RRR: Better Futures Minnesota helps men rebuild their lives with dignity, while supporting green enterprise

Posted on 11 February 2020 by Tesha Christensen

CEO and President Dr. Thomas Adams said, “Better Futures Minnesota is helping men repair and rebuild their lives. When you buy our reused materials or use our business services, you support the men we serve, the community, and Minnesota’s environment.” (Photo by Margie O’Loughlin)

By MARGIE O’LOUGHLIN
The Reuse Warehouse is keeping more than 650 tons of construction material out of landfills and incinerators annually, through their deconstruction services and sale of salvaged building materials. While providing this environmental benefit, they are also helping their employees repair and rebuild their lives from the ground up. Proceeds from sales at the Reuse Warehouse go to support Better Futures Minnesota, in which all of their employees are enrolled.
Better Futures Minnesota (BFM) President and CEO Dr. Thomas Adams explained, “Reuse Warehouse employees are African American men between the ages of 18-65. All of them have multiple felonies on their records, and would find it almost impossible to get jobs elsewhere. In terms of education, they have not received enough to be self-sufficient. All of this combines to create a dependency on jail, treatment facilities, homeless shelters, and government assistance.”
The men who come to BFM likely have a long history of unemployment, homelessness, and a disconnection from healthy support systems. Rebuilding lives can be a long, complicated process.
Adams said, “From experience, we know it takes a coordinated team working together to help our men start walking the path to a better life. BFM is not a job re-entry program. We are a response to a public health crisis.”
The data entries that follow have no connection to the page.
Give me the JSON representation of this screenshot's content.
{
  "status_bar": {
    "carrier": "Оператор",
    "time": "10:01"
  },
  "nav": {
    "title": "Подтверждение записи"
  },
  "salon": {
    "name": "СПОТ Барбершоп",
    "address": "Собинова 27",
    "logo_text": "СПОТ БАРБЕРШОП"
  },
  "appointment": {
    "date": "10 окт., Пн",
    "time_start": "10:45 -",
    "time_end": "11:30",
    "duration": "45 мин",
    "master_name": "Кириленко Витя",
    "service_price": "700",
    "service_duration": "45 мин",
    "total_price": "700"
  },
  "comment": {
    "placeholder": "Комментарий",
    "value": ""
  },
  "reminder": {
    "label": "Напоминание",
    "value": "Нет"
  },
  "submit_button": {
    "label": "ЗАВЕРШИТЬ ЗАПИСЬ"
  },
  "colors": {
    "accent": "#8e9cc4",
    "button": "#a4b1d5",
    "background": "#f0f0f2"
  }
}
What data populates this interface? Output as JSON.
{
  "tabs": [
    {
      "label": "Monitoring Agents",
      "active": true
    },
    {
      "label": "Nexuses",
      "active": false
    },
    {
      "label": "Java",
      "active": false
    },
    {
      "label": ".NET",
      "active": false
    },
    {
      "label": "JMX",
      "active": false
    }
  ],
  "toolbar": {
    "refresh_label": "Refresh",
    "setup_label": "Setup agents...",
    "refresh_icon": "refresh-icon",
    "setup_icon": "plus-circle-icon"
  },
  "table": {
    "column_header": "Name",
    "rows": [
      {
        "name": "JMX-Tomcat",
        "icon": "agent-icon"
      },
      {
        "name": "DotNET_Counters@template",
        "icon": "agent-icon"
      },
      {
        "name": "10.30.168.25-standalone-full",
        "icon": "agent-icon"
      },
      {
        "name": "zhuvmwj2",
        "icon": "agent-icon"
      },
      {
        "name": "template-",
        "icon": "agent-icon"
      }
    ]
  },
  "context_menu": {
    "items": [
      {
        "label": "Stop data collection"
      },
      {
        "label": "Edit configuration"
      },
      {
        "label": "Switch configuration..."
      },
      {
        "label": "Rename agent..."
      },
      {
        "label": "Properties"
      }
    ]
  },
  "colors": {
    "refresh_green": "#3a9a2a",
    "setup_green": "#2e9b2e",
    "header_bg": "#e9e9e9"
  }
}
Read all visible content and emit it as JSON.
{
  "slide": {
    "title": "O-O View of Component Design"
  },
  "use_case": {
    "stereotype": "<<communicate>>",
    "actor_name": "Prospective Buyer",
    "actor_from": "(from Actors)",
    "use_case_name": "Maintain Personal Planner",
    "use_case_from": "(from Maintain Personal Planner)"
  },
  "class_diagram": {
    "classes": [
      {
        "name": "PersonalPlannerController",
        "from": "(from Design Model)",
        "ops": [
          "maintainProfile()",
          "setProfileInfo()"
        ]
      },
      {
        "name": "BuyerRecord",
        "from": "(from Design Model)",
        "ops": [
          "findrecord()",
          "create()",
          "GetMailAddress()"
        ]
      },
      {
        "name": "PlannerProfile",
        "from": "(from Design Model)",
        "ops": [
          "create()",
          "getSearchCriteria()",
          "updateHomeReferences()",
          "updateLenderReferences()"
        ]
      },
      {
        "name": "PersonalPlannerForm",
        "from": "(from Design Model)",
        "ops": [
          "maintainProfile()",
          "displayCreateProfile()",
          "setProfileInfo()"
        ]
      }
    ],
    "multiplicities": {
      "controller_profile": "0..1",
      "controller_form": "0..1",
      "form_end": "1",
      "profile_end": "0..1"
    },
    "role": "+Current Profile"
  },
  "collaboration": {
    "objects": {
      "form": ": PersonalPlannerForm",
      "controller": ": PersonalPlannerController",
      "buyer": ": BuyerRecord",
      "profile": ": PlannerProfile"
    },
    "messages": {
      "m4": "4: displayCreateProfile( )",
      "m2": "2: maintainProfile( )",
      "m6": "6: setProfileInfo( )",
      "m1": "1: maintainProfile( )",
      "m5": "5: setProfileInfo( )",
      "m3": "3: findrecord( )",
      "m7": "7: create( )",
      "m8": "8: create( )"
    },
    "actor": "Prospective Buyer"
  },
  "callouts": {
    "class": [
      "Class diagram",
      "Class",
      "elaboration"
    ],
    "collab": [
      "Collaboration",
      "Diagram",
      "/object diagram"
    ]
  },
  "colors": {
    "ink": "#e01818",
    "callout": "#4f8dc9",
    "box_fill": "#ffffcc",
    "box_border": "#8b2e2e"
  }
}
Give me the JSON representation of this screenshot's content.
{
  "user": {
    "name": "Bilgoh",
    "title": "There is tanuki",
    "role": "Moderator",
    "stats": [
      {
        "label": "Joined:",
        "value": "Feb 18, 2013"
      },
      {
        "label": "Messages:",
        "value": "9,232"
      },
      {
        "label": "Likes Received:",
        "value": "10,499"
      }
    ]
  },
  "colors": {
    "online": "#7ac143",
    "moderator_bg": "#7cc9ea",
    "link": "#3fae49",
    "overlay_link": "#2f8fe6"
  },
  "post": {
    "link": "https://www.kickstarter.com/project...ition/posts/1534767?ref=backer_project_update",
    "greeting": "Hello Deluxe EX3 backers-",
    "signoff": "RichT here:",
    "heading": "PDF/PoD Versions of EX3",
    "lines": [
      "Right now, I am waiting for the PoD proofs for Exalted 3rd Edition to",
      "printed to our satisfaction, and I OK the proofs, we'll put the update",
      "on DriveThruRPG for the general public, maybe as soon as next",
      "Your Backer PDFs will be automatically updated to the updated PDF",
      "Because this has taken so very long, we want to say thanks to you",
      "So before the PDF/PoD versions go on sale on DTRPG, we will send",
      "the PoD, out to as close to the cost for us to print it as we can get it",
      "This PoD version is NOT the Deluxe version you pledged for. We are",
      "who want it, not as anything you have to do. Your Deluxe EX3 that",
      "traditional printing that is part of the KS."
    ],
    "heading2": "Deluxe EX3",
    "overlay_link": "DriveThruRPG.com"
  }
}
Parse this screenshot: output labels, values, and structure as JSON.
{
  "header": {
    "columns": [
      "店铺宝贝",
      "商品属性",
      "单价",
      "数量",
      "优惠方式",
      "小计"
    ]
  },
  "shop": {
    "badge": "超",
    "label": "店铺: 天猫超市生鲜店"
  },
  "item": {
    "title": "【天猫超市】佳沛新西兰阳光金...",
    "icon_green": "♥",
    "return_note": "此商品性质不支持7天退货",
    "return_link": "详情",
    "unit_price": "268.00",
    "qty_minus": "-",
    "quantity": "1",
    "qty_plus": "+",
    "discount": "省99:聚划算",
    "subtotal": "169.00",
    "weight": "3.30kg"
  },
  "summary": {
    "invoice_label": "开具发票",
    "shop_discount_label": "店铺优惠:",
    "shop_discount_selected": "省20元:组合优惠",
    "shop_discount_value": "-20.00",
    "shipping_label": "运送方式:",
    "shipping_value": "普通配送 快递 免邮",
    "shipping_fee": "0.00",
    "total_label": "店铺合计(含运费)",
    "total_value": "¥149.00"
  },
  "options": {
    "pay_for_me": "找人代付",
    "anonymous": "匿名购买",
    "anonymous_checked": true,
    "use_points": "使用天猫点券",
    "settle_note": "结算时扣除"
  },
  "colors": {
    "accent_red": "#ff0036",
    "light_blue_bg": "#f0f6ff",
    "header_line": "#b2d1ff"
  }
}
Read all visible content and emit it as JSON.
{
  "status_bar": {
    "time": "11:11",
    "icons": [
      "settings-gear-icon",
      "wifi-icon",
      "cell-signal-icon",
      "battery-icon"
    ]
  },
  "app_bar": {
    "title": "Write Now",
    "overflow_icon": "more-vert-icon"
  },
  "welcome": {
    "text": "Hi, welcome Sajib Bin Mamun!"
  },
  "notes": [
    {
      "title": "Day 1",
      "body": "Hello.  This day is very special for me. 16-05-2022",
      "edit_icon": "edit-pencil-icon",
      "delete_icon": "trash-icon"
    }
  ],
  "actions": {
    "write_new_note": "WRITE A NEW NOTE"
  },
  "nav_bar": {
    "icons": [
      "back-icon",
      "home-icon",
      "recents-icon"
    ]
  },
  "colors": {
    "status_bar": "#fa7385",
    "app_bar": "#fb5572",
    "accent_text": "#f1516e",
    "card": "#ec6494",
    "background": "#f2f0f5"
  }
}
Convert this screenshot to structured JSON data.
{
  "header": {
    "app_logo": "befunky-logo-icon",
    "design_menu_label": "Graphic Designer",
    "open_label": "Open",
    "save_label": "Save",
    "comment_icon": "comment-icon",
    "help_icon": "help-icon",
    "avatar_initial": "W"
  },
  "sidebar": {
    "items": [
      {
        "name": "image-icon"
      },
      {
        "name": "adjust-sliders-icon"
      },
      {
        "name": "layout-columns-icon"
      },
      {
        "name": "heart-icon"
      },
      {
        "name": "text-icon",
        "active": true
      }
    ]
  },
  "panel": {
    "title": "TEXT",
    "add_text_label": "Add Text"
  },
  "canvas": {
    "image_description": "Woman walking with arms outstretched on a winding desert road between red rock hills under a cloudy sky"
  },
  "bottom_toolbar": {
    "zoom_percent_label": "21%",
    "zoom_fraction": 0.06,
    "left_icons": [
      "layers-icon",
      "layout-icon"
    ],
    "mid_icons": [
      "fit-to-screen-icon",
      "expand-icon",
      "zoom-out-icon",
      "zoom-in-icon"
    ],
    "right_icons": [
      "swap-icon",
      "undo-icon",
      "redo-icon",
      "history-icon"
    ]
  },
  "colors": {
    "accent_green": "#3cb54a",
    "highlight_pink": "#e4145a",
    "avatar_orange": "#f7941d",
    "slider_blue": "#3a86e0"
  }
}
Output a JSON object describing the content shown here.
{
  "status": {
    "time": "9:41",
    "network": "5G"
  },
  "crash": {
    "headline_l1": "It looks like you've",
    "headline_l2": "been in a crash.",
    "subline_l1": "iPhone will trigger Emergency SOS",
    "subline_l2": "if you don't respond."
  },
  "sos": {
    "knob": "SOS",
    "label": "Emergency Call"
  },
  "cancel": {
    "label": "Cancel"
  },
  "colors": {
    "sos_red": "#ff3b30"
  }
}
Integrated model works best
Better Futures Minnesota, which was founded in 2007, stands on these four fundamental principles:
Housing Stability: participants live at Great River Landing, a permanent, supportive housing model in the North Loop for 6-8 months. The men live in a dorm-style setting, and are able to establish rental history. They can eventually move into efficiency apartments at Great River Landing, or move on to other permanent living options in the community.
Health and Wellness: mental and physical health needs are addressed through partnerships with trauma-informed, culturally-specific care providers. Many of the men have previously undiagnosed and untreated health problems such as prostate cancer and diabetes.
Workforce Development: participants receive training in one of BFM’s six business lines. These are Deconstruction Services, Warehouse Sales, Appliance Recycling, Janitorial Services, Lawn/Snow Care, and Crew-Based Labor. Men receive up to 12 professional certifications before matriculating, giving them, in all likelihood, their first chance at being self-supporting.
Life Coaching and Compassionate Care: this is at the heart of BFM’s integrated care model that helps men start to rebuild their lives. Case management services are also available.
Adams explained, “The integrated care model we’re founded on is both a blessing and a curse. The blessing is that we’re able to see whole person transformation, and we frequently do.”
“The curse is that most of the world doesn’t operate this way. The Minnesota State Departments of Corrections, Human Services, Employment and Economic Development tell us we should be focusing on one thing for the sake of funding, but we know that focusing on one thing brings abysmal results.”

How is it that BFM landed in the green sector?
Adams said, “Our goal is to enter industries that are forgiving toward our men’s backgrounds. Jobs in deconstruction (which means taking structures apart, not just knocking them down) and recycling are forgiving, they pay a living wage, and they are right smack in the middle of the green sector.”
He continued, “Half of our business is on the green side. We go to environmental stewardship conferences all around the country, and we’re always the only organization of color. Climate change and renewable energy are not at the top of the list for most people of color – but job creation and health care are. We came to the environmental movement through these channels.”
Community members can support the work of Better Futures Minnesota by buying used building materials from their Reuse Warehouse, or hiring a service team from one of their six business lines. BFM currently has property maintenance contracts with more than 300 residential and commercial properties around the Twin Cities.
The Reuse Warehouse is located near the “Minnehaha Mile,” a shopping corridor dedicated to recycled, reused, and reclaimed products. Their address is 2620 Minnehaha Ave. Donations of building materials and household goods are also welcome.
Visit www.betterfuturesminnesota.com to learn more.

success story
John is a 49 year old man who’s been in and out of jail for the past 15 years due to poor decisions, alcohol abuse, and homelessness.  He missed 12 of his daughter’s 17 birthdays while he was behind bars.  John chose to enroll in Better Futures Minnesota because, in his words, “the name said it all.”  In the last 14 months, John has remained sober, received all of the certifications BFM has to offer, obtained permanent housing, and had his daughter stay with him every other weekend.  Last winter, he took a trip to the Florida beach for the first time in his life. John has a new lease on life and has recently started his own cleaning company, thanks in part to the certifications and skills he obtained from BFM.